HARTFORD, Conn. – Trace amounts of anthrax were found at a postal facility that sorts mail for the town where a 94-year woman mysteriously died of the disease last month, officials said Sunday.

Ottilie Lundgren, of Oxford, was the fifth person in the nation to die since the anthrax scare began in October. The source of her exposure has baffled officials, who are investigating whether she could have come in contact with tainted mail.

The spores were found on sorting machines during tests at the Southern Connecticut Processing & Distribution Center in Wallingford. The center processes mail for Oxford and other towns.

The trace amounts most likely were left on the machines when a letter sent to Seymour, near Oxford, passed through the facility on Oct. 11, said Jon Steele, vice president of the Postal Service's Northeast Area Operations.

"This finding is not a complete surprise," Steele said. "The public should not be panicked by trace elements occurring nearly 60 days ago."

The tainted Connecticut machines will be decontaminated, a process that could take several days, Steele said. The center will remain open for business, he said.

The facility was tested on four separate occasions and 389 samples were taken, said Steele. Five samples in the latest round of testing revealed the anthrax, he said.

"This is a very small about of anthrax," said Dr. Joxel Garcia, the state's commissioner of public health. "The people of Connecticut should not be concerned about opening their mail."

On Friday officials announced they had found a single spore of anthrax on a letter sent to a Seymour residence a few miles from the home of Lundgren, who died of anthrax Nov. 21.

Connecticut Gov. John Rowland said the Seymour letter could have been tainted when it went through a sorting machine at a postal facility near Trenton, N.J.

Rowland said the letter went through the New Jersey machine within seconds of one of the two tainted letters sent to Sens. Tom Daschle and Patrick Leahy. All three letters passed through the facility on Oct. 9.

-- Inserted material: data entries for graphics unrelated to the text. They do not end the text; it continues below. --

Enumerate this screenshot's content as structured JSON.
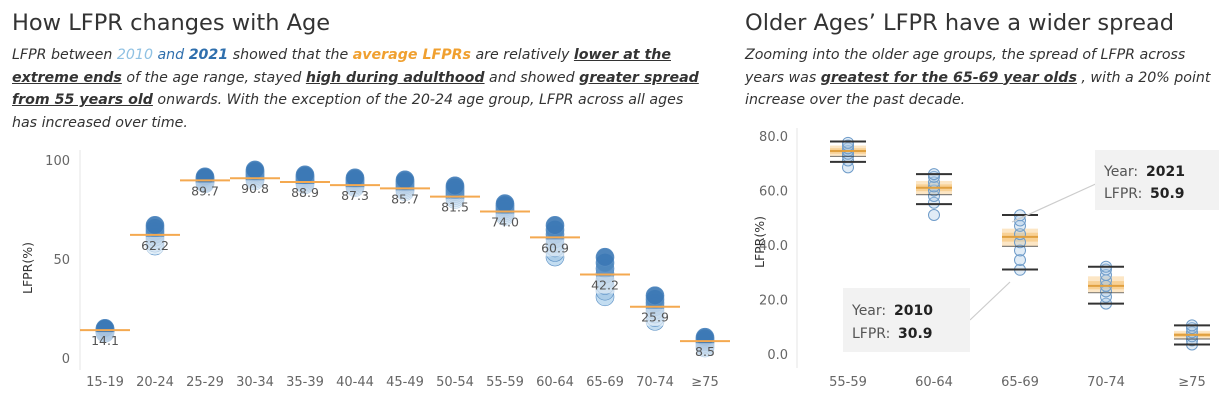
{
  "left": {
    "title": "How LFPR changes with Age",
    "desc": {
      "t1": "LFPR between ",
      "y2010": "2010",
      "and": " and ",
      "y2021": "2021",
      "t2": " showed that the ",
      "avg": "average LFPRs",
      "t3": " are relatively ",
      "h1": "lower at the extreme ends",
      "t4": " of the age range, stayed ",
      "h2": "high during adulthood",
      "t5": " and showed ",
      "h3": "greater spread from 55 years old",
      "t6": " onwards. With the exception of the 20-24 age group, LFPR across all ages has increased over time."
    }
  },
  "right": {
    "title": "Older Ages’ LFPR have a wider spread",
    "desc": {
      "t1": "Zooming into the older age groups, the spread of LFPR  across years was ",
      "h1": "greatest for the 65-69 year olds",
      "t2": " , with a 20% point increase over the past decade."
    },
    "tooltip_2021": {
      "year_key": "Year: ",
      "year_val": "2021",
      "lfpr_key": "LFPR: ",
      "lfpr_val": "50.9"
    },
    "tooltip_2010": {
      "year_key": "Year: ",
      "year_val": "2010",
      "lfpr_key": "LFPR: ",
      "lfpr_val": "30.9"
    }
  },
  "colors": {
    "avg_line": "#f4a950",
    "dot_light": "#bcd9ef",
    "dot_dark": "#3b78b5",
    "box": "#333333",
    "box_fill": "#f5b85a"
  },
  "chart_data": [
    {
      "type": "scatter",
      "ylabel": "LFPR(%)",
      "ylim": [
        0,
        100
      ],
      "yticks": [
        0,
        50,
        100
      ],
      "grid": false,
      "categories": [
        "15-19",
        "20-24",
        "25-29",
        "30-34",
        "35-39",
        "40-44",
        "45-49",
        "50-54",
        "55-59",
        "60-64",
        "65-69",
        "70-74",
        "≥75"
      ],
      "averages": [
        14.1,
        62.2,
        89.7,
        90.8,
        88.9,
        87.3,
        85.7,
        81.5,
        74.0,
        60.9,
        42.2,
        25.9,
        8.5
      ],
      "average_labels": [
        "14.1",
        "62.2",
        "89.7",
        "90.8",
        "88.9",
        "87.3",
        "85.7",
        "81.5",
        "74.0",
        "60.9",
        "42.2",
        "25.9",
        "8.5"
      ],
      "yearly_min": [
        12.5,
        56.5,
        88.0,
        89.5,
        87.5,
        86.0,
        84.0,
        80.0,
        71.5,
        51.0,
        30.9,
        18.5,
        5.0
      ],
      "yearly_max": [
        15.0,
        67.0,
        91.5,
        95.0,
        92.5,
        91.0,
        90.0,
        87.0,
        78.0,
        67.0,
        50.9,
        31.5,
        10.5
      ]
    },
    {
      "type": "box",
      "ylabel": "LFPR(%)",
      "ylim": [
        0,
        80
      ],
      "yticks": [
        "0.0",
        "20.0",
        "40.0",
        "60.0",
        "80.0"
      ],
      "grid": false,
      "categories": [
        "55-59",
        "60-64",
        "65-69",
        "70-74",
        "≥75"
      ],
      "boxes": [
        {
          "min": 70.5,
          "q1": 72.5,
          "median": 74.5,
          "q3": 76.5,
          "max": 78.0
        },
        {
          "min": 55.0,
          "q1": 58.5,
          "median": 61.0,
          "q3": 63.5,
          "max": 66.0
        },
        {
          "min": 31.0,
          "q1": 39.5,
          "median": 43.0,
          "q3": 46.0,
          "max": 51.0
        },
        {
          "min": 18.5,
          "q1": 22.5,
          "median": 25.0,
          "q3": 28.5,
          "max": 32.0
        },
        {
          "min": 3.5,
          "q1": 5.5,
          "median": 7.0,
          "q3": 8.5,
          "max": 10.5
        }
      ],
      "points": [
        [
          68.5,
          71.0,
          72.5,
          73.5,
          74.5,
          75.5,
          76.5,
          77.5
        ],
        [
          51.0,
          55.5,
          58.0,
          60.0,
          61.5,
          63.0,
          65.0,
          66.0
        ],
        [
          30.9,
          34.5,
          38.0,
          41.0,
          44.0,
          47.0,
          49.0,
          50.9
        ],
        [
          18.5,
          21.0,
          23.0,
          25.0,
          27.0,
          29.0,
          31.0,
          32.0
        ],
        [
          3.5,
          5.0,
          6.5,
          8.0,
          9.5,
          10.5
        ]
      ]
    }
  ]
}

Also Sunday, health officials from New York and Connecticut met to compare notes about the anthrax deaths of Lundgren and a New York City woman who was also mysteriously exposed.

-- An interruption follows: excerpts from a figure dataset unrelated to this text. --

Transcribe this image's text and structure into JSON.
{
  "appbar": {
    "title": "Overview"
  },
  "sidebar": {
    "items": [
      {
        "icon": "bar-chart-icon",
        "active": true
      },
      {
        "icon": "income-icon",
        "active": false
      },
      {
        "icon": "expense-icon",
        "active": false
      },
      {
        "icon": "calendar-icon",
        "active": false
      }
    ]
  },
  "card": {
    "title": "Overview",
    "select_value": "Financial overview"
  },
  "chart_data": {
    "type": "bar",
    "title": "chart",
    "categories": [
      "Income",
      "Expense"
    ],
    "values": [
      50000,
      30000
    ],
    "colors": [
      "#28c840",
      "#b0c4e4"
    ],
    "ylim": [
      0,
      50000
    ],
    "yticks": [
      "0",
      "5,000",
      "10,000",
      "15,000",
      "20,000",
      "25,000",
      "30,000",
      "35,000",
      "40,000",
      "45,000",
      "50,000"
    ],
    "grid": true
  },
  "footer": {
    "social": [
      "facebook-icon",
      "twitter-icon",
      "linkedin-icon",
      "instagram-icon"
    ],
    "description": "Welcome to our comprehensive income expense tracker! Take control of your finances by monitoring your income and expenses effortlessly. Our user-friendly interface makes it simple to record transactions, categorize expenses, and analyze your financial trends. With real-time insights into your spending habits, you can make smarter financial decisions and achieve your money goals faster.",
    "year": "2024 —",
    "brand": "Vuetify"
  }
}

Kathy Nguyen, 61, died Oct. 31, becoming the city's first known victim of inhalation anthrax.

"It's a good chance for investigators ... to update each other on recent developments, compare notes and keep in close contact to see if there are any similarities or common threads," said Mike Groutt, a spokesman for the Centers for Disease Control and Prevention.

Officials from the health departments of both states, the FBI, and the U.S. Postal Service also were at the meeting.

Tests have so far turned up no trace of anthrax at either woman's home, or at Nguyen's workplace at Manhattan Eye, Ear and Throat Hospital. No sign of anthrax was found at the church, hair salon or other businesses Lundgren was known to visit.

"There still are no new pieces of evidence in the investigation of Ms. Nguyen's death," New York Mayor Rudolph Giuliani said Sunday.